Related Mortgage Topics
- Best Mortgage Lenders for Borrowers with Bad Credit (February 2025)
- Should You Lock in a Mortgage Rate, and When is the Optimal Time?
- Interest Rate vs. House Price: Which Factor Holds Greater Importance?
Utilizing the Yahoo Finance Mortgage Calculator
The Yahoo Finance mortgage calculator is a valuable tool for estimating monthly payments based on various mortgage terms and interest rates. It incorporates property taxes and homeowners insurance, providing a comprehensive overview of potential housing costs.
Comparing 30-Year and 15-Year Fixed Mortgage Rates
15-year mortgage rates are generally lower than 30-year rates. While a shorter term (15-year) leads to long-term interest savings, monthly payments are higher due to the accelerated repayment schedule.
For instance, a $400,000 mortgage with a 30-year term and a 6.64% interest rate results in a monthly payment of approximately $2,565 (principal and interest). Over the loan’s life, you’d pay roughly $523,476 in interest.
Conversely, a $400,000 15-year mortgage at 6.03% necessitates a higher monthly payment of around $3,382 (principal and interest). However, total interest paid would be significantly lower, at approximately $208,744.
If the higher 15-year payment is unaffordable, consider making extra payments on a 30-year mortgage to accelerate repayment and reduce overall interest costs.
Fixed-Rate vs. Adjustable-Rate Mortgages (ARMs)
A fixed-rate mortgage locks in your interest rate for the loan’s duration, providing payment stability. An adjustable-rate mortgage (ARM) offers an initial fixed rate for a set period (e.g., 7 years for a 7/1 ARM), after which the rate fluctuates based on market conditions.
While ARMs may initially offer lower rates, they carry the risk of rising rates after the fixed-rate period expires.
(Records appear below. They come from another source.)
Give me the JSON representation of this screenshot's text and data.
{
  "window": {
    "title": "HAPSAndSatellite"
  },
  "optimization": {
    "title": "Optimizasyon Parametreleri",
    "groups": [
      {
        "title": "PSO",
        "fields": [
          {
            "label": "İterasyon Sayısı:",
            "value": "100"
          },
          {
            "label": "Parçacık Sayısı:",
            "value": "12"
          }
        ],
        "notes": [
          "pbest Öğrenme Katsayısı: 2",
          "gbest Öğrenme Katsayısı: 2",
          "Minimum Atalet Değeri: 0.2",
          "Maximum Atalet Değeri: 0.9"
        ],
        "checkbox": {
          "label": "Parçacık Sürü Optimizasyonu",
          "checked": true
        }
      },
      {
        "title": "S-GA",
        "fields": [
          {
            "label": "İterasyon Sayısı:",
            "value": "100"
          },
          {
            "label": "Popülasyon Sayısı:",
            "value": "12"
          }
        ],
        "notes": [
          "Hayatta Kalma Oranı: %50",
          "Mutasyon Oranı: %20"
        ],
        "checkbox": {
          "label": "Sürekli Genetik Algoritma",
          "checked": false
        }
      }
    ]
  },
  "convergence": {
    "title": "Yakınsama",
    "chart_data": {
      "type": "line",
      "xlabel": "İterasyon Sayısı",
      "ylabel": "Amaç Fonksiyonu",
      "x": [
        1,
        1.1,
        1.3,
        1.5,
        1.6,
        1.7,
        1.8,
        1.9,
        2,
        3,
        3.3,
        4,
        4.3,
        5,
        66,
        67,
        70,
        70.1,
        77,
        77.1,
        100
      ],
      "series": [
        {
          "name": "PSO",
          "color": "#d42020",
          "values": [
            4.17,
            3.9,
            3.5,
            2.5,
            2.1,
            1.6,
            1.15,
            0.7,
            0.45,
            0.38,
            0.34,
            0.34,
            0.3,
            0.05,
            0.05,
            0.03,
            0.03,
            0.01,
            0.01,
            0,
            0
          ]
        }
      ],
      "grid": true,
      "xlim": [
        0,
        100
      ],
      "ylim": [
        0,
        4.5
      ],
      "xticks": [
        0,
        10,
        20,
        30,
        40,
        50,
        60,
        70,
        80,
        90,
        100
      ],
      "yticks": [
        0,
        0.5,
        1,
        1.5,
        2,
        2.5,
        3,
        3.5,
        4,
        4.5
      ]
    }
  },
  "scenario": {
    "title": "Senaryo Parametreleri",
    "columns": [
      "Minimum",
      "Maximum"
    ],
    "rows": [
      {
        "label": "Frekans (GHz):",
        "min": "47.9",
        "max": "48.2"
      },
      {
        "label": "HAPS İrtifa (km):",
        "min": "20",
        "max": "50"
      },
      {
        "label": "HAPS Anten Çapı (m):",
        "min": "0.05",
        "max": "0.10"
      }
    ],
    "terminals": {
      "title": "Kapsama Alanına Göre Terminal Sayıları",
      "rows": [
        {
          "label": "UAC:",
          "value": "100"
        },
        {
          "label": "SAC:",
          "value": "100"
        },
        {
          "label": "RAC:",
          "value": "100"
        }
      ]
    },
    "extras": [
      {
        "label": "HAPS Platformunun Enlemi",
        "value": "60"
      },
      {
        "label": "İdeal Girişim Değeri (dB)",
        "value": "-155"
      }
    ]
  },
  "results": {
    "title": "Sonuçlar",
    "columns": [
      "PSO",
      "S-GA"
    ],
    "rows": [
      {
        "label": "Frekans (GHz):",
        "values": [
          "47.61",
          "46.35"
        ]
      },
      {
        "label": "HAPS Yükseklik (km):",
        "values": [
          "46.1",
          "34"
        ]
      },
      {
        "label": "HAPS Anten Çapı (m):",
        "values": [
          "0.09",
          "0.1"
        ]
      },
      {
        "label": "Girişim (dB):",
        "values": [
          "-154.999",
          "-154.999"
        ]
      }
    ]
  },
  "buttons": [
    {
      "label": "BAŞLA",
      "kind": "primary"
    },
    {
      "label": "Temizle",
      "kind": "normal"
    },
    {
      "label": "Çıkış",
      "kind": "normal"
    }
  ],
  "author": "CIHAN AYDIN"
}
Recently, ARM rates have often started higher than fixed rates, diminishing their appeal.
Further Analysis: Choosing Between Adjustable-Rate and Fixed-Rate Mortgages
Forecasting Future Mortgage Rate Trends
Mortgage rates generally declined from early August until the Federal Reserve’s September 18th meeting, where a 50-basis-point reduction in the federal funds rate was announced. Subsequently, rates have largely plateaued or increased, with occasional dips like today’s.
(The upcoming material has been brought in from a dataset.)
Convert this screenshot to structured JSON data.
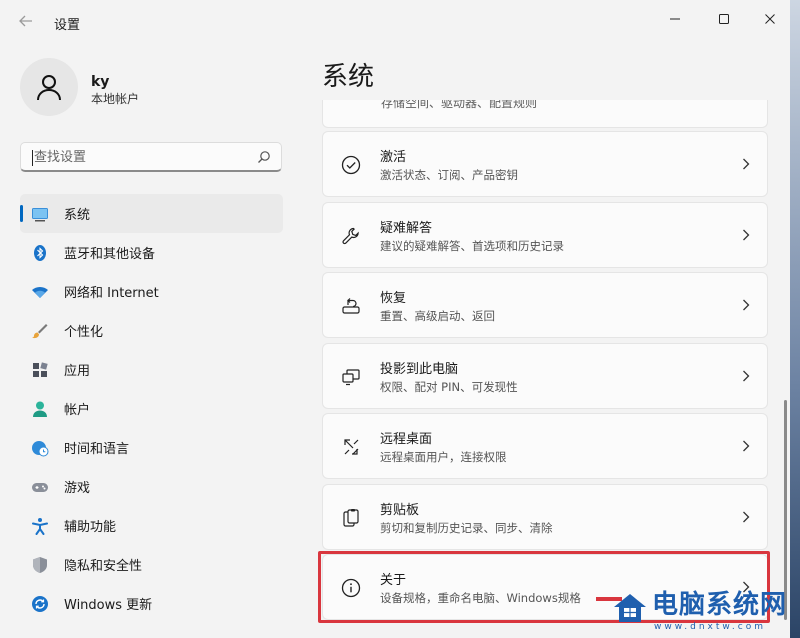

The Federal Reserve implemented further rate cuts in November and December (25 basis points each). Future mortgage rate movements hinge on the Fed’s decisions regarding the federal funds rate in 2025. Current expectations point towards two potential rate cuts next year.
Anticipating a Fed rate cut often leads to mortgage rate decreases before the actual meeting. With the next Fed meeting weeks away, the CME FedWatch tool suggests a likely hold on rates in January, implying minimal rate movement before January 29th.
In-Depth Look: The Federal Reserve’s Impact on Mortgage Rates
Frequently Asked Questions About Today’s Mortgage Rates
What is the Current 30-Year Fixed Mortgage Rate?
Zillow data indicates a 6.64% 30-year fixed rate and a 6.67% 30-year refinance rate. These are national averages; regional and individual rates may differ.
Are Mortgage Rates Expected to Decline?
A gradual decline in mortgage rates is projected for 2025, but a dramatic drop is unlikely.
Will Mortgage Rates Decrease in 2025?
While a decrease is anticipated, it may not be as substantial as previously predicted. The Federal Reserve’s indication of two potential rate cuts suggests relatively modest changes.